This might be something else. The wiki was been dumped okay on the 27th Jan, by turning off the privacy, now doing that I get:

$ dumpgenerator  --xml --xmlrevisions --images --api https://scruffy.miraheze.org/w/api.php

\<snipped>

Trying to export all revisions from namespace -1
Trying to get wikitext from the allrevisions API and to build the XML
Traceback (most recent call last):
  File "<frozen runpy>", line 198, in _run_module_as_main
  File "<frozen runpy>", line 88, in _run_code
  File "C:\Python\Scripts\dumpgenerator.exe\__main__.py", line 7, in <module>
  File "C:\Python\Lib\site-packages\wikiteam3\dumpgenerator\__init__.py", line 26, in main
    DumpGenerator()
  File "C:\Python\Lib\site-packages\wikiteam3\dumpgenerator\dump\generator.py", line 115, in __init__
    DumpGenerator.createNewDump(config=config, other=other)
  File "C:\Python\Lib\site-packages\wikiteam3\dumpgenerator\dump\generator.py", line 128, in createNewDump
    generateXMLDump(config=config, session=other["session"])
  File "C:\Python\Lib\site-packages\wikiteam3\dumpgenerator\dump\xmldump\xml_dump.py", line 137, in generateXMLDump
    doXMLRevisionDump(config, session, xmlfile, lastPage, useAllrevisions=True)
  File "C:\Python\Lib\site-packages\wikiteam3\dumpgenerator\dump\xmldump\xml_dump.py", line 25, in doXMLRevisionDump
    for xml in getXMLRevisions(config=config, session=session, lastPage=lastPage, useAllrevision=useAllrevisions):
  File "C:\Python\Lib\site-packages\wikiteam3\dumpgenerator\dump\page\xmlrev\xml_revisions.py", line 67, in getXMLRevisionsByAllRevisions
    arvrequest = site.api(
                 ^^^^^^^^^
  File "C:\Python\Lib\site-packages\mwclient\client.py", line 288, in api
    if self.handle_api_result(info, sleeper=sleeper):
       ^^^^^^^^^^^^^^^^^^^^^^^^^^^^^^^^^^^^^^^^^^^^^
  File "C:\Python\Lib\site-packages\mwclient\client.py", line 331, in handle_api_result
    raise errors.APIError(info['error']['code'],
mwclient.errors.APIError: ('readapidenied', 'You need read permission to use this module.', 'See https://scruffy.miraheze.org/w/api.php for API usage.
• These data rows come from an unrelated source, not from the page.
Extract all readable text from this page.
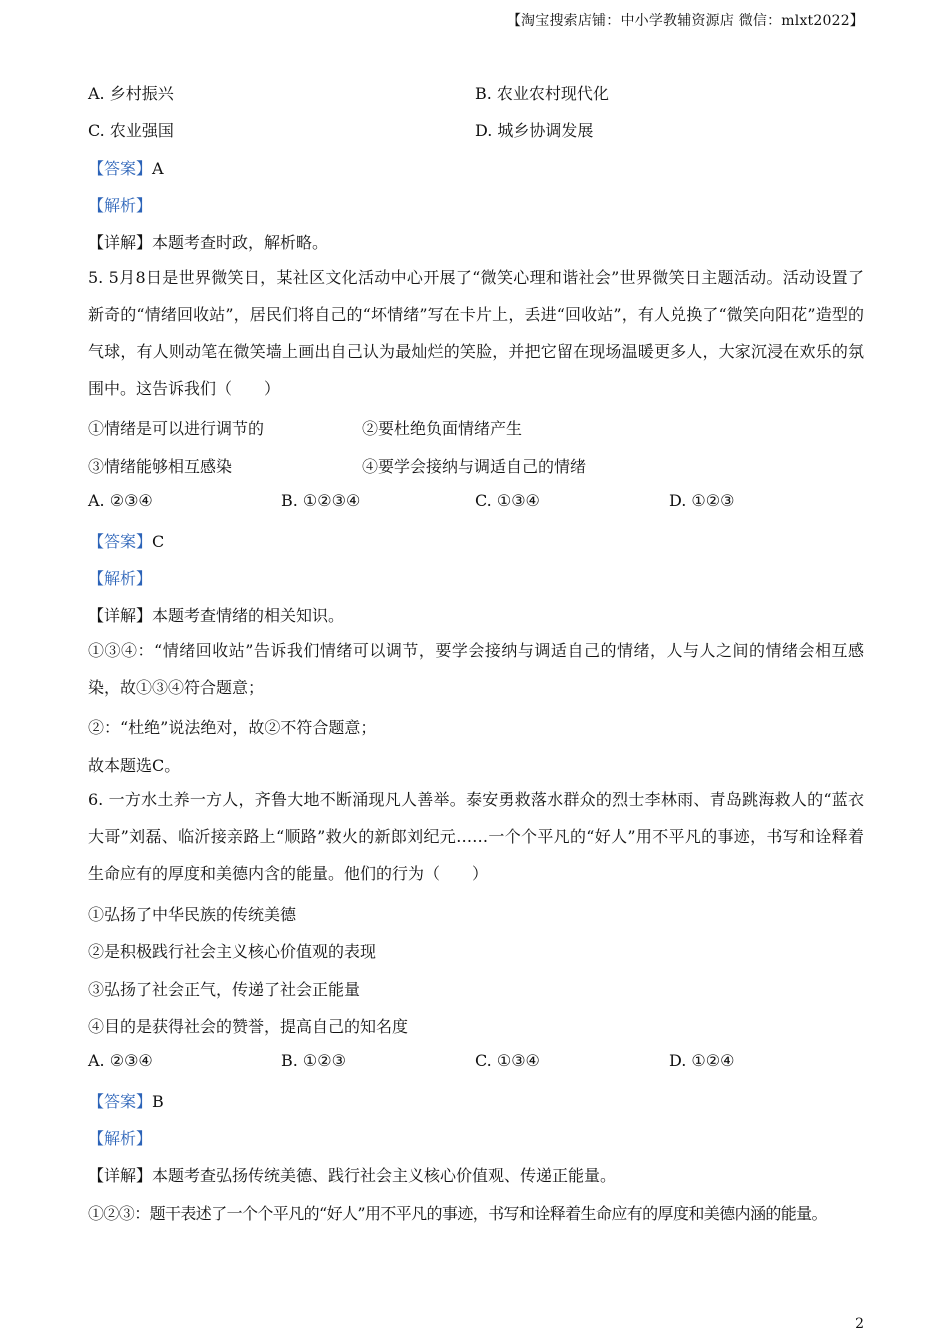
【淘宝搜索店铺：中小学教辅资源店 微信：mlxt2022】
A. 乡村振兴	B. 农业农村现代化
C. 农业强国	D. 城乡协调发展
【答案】A
【解析】
【详解】本题考查时政，解析略。
5. 5月8日是世界微笑日，某社区文化活动中心开展了“微笑心理和谐社会”世界微笑日主题活动。活动设置了新奇的“情绪回收站”，居民们将自己的“坏情绪”写在卡片上，丢进“回收站”，有人兑换了“微笑向阳花”造型的气球，有人则动笔在微笑墙上画出自己认为最灿烂的笑脸，并把它留在现场温暖更多人，大家沉浸在欢乐的氛围中。这告诉我们（　　）
①情绪是可以进行调节的	②要杜绝负面情绪产生
③情绪能够相互感染	④要学会接纳与调适自己的情绪
A. ②③④	B. ①②③④	C. ①③④	D. ①②③
【答案】C
【解析】
【详解】本题考查情绪的相关知识。
①③④：“情绪回收站”告诉我们情绪可以调节，要学会接纳与调适自己的情绪，人与人之间的情绪会相互感染，故①③④符合题意；
②：“杜绝”说法绝对，故②不符合题意；
故本题选C。
6. 一方水土养一方人，齐鲁大地不断涌现凡人善举。泰安勇救落水群众的烈士李林雨、青岛跳海救人的“蓝衣大哥”刘磊、临沂接亲路上“顺路”救火的新郎刘纪元……一个个平凡的“好人”用不平凡的事迹，书写和诠释着生命应有的厚度和美德内含的能量。他们的行为（　　）
①弘扬了中华民族的传统美德
②是积极践行社会主义核心价值观的表现
③弘扬了社会正气，传递了社会正能量
④目的是获得社会的赞誉，提高自己的知名度
A. ②③④	B. ①②③	C. ①③④	D. ①②④
【答案】B
【解析】
【详解】本题考查弘扬传统美德、践行社会主义核心价值观、传递正能量。
①②③：题干表述了一个个平凡的“好人”用不平凡的事迹，书写和诠释着生命应有的厚度和美德内涵的能量。
2
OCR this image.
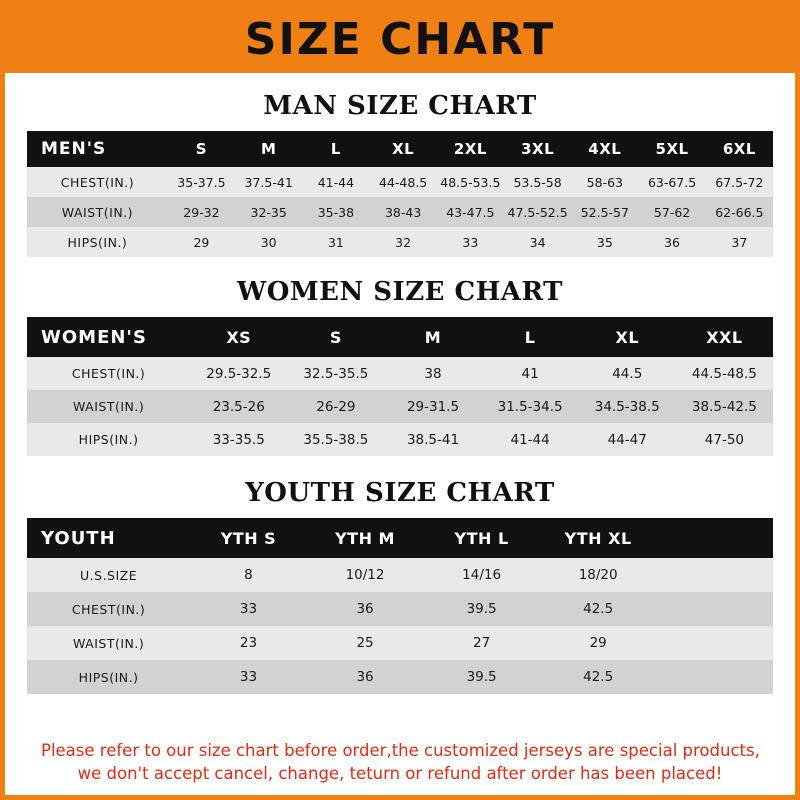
SIZE CHART
MAN SIZE CHART
MEN'S	S	M	L	XL	2XL	3XL	4XL	5XL	6XL
CHEST(IN.)	35-37.5	37.5-41	41-44	44-48.5	48.5-53.5	53.5-58	58-63	63-67.5	67.5-72
WAIST(IN.)	29-32	32-35	35-38	38-43	43-47.5	47.5-52.5	52.5-57	57-62	62-66.5
HIPS(IN.)	29	30	31	32	33	34	35	36	37
WOMEN SIZE CHART
WOMEN'S	XS	S	M	L	XL	XXL
CHEST(IN.)	29.5-32.5	32.5-35.5	38	41	44.5	44.5-48.5
WAIST(IN.)	23.5-26	26-29	29-31.5	31.5-34.5	34.5-38.5	38.5-42.5
HIPS(IN.)	33-35.5	35.5-38.5	38.5-41	41-44	44-47	47-50
YOUTH SIZE CHART
YOUTH	YTH S	YTH M	YTH L	YTH XL	
U.S.SIZE	8	10/12	14/16	18/20	
CHEST(IN.)	33	36	39.5	42.5	
WAIST(IN.)	23	25	27	29	
HIPS(IN.)	33	36	39.5	42.5	
Please refer to our size chart before order,the customized jerseys are special products,
we don't accept cancel, change, teturn or refund after order has been placed!
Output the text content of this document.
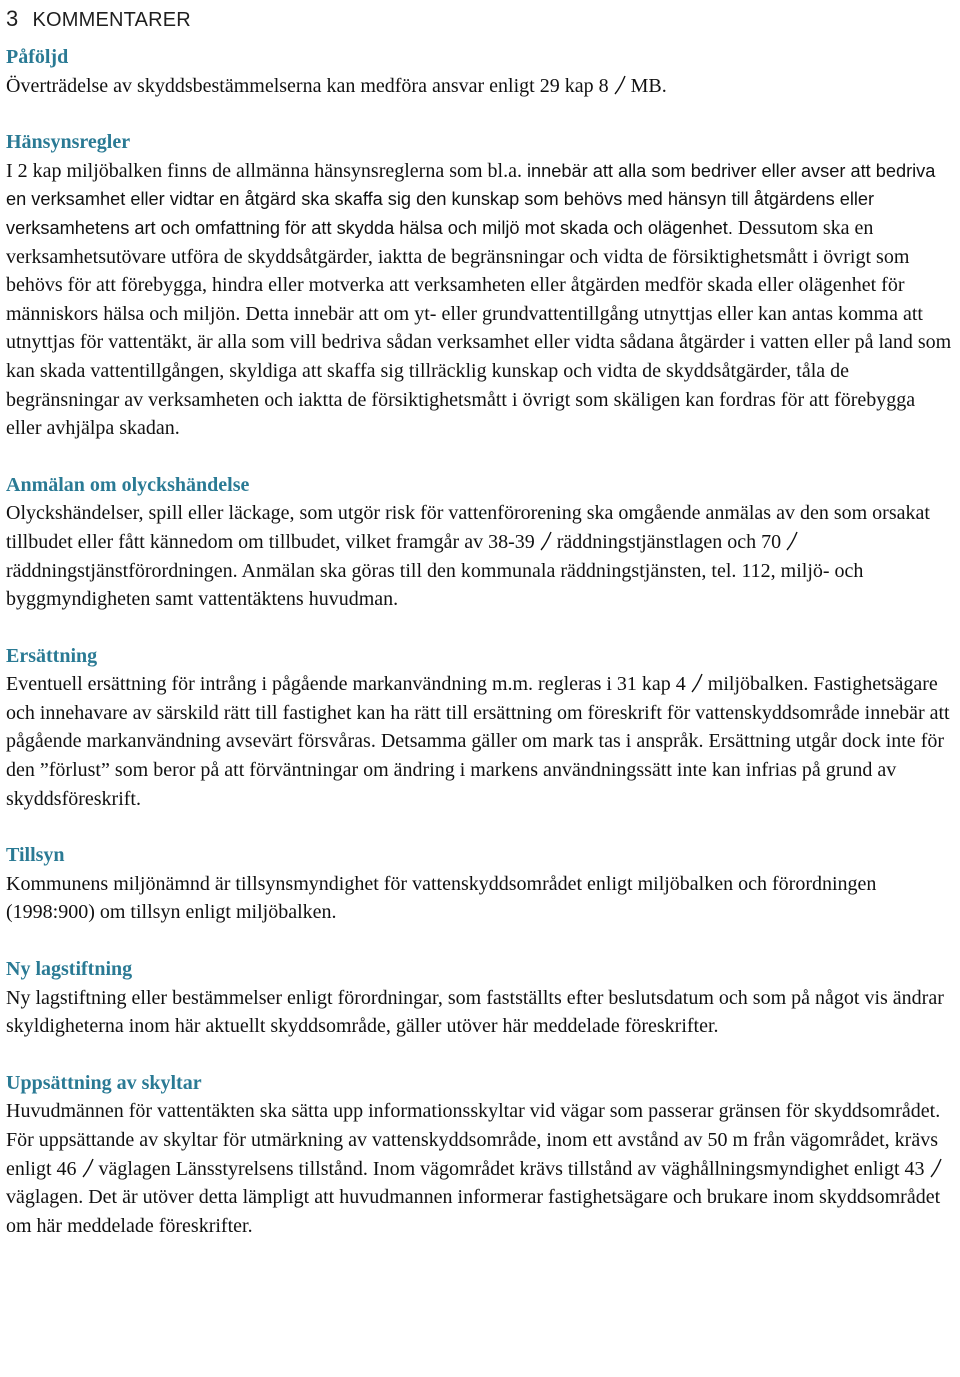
3 KOMMENTARER

Påföljd

Överträdelse av skyddsbestämmelserna kan medföra ansvar enligt 29 kap 8 MB.

Hänsynsregler

I 2 kap miljöbalken finns de allmänna hänsynsreglerna som bl.a. innebär att alla som bedriver eller avser att bedriva en verksamhet eller vidtar en åtgärd ska skaffa sig den kunskap som behövs med hänsyn till åtgärdens eller verksamhetens art och omfattning för att skydda hälsa och miljö mot skada och olägenhet. Dessutom ska en verksamhetsutövare utföra de skyddsåtgärder, iaktta de begränsningar och vidta de försiktighetsmått i övrigt som behövs för att förebygga, hindra eller motverka att verksamheten eller åtgärden medför skada eller olägenhet för människors hälsa och miljön. Detta innebär att om yt- eller grundvattentillgång utnyttjas eller kan antas komma att utnyttjas för vattentäkt, är alla som vill bedriva sådan verksamhet eller vidta sådana åtgärder i vatten eller på land som kan skada vattentillgången, skyldiga att skaffa sig tillräcklig kunskap och vidta de skyddsåtgärder, tåla de begränsningar av verksamheten och iaktta de försiktighetsmått i övrigt som skäligen kan fordras för att förebygga eller avhjälpa skadan.

Anmälan om olyckshändelse

Olyckshändelser, spill eller läckage, som utgör risk för vattenförorening ska omgående anmälas av den som orsakat tillbudet eller fått kännedom om tillbudet, vilket framgår av 38-39 räddningstjänstlagen och 70
räddningstjänstförordningen. Anmälan ska göras till den kommunala räddningstjänsten, tel. 112, miljö- och byggmyndigheten samt vattentäktens huvudman.

Ersättning

Eventuell ersättning för intrång i pågående markanvändning m.m. regleras i 31 kap 4 miljöbalken. Fastighetsägare och innehavare av särskild rätt till fastighet kan ha rätt till ersättning om föreskrift för vattenskyddsområde innebär att pågående markanvändning avsevärt försvåras. Detsamma gäller om mark tas i anspråk. Ersättning utgår dock inte för den ”förlust” som beror på att förväntningar om ändring i markens användningssätt inte kan infrias på grund av skyddsföreskrift.

Tillsyn

Kommunens miljönämnd är tillsynsmyndighet för vattenskyddsområdet enligt miljöbalken och förordningen (1998:900) om tillsyn enligt miljöbalken.

Ny lagstiftning

Ny lagstiftning eller bestämmelser enligt förordningar, som fastställts efter beslutsdatum och som på något vis ändrar skyldigheterna inom här aktuellt skyddsområde, gäller utöver här meddelade föreskrifter.

Uppsättning av skyltar

Huvudmännen för vattentäkten ska sätta upp informationsskyltar vid vägar som passerar gränsen för skyddsområdet. För uppsättande av skyltar för utmärkning av vattenskyddsområde, inom ett avstånd av 50 m från vägområdet, krävs enligt 46 väglagen Länsstyrelsens tillstånd. Inom vägområdet krävs tillstånd av väghållningsmyndighet enligt 43
väglagen. Det är utöver detta lämpligt att huvudmannen informerar fastighetsägare och brukare inom skyddsområdet om här meddelade föreskrifter.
Subscribe to the mediawiki-api-announce mailing list at &lt;https://lists.wikimedia.org/postorius/lists/mediawiki-api-announce.lists.wikimedia.org/&gt; for notice of API deprecations and breaking changes.')
yzqzss commented 1 year ago

Can you provide the error message of the login process ?

miraheze.org blocked my IP. :-(

robkam commented 1 year ago

The error messages are above. By the way on this wiki main page is a redirect to the sandbox.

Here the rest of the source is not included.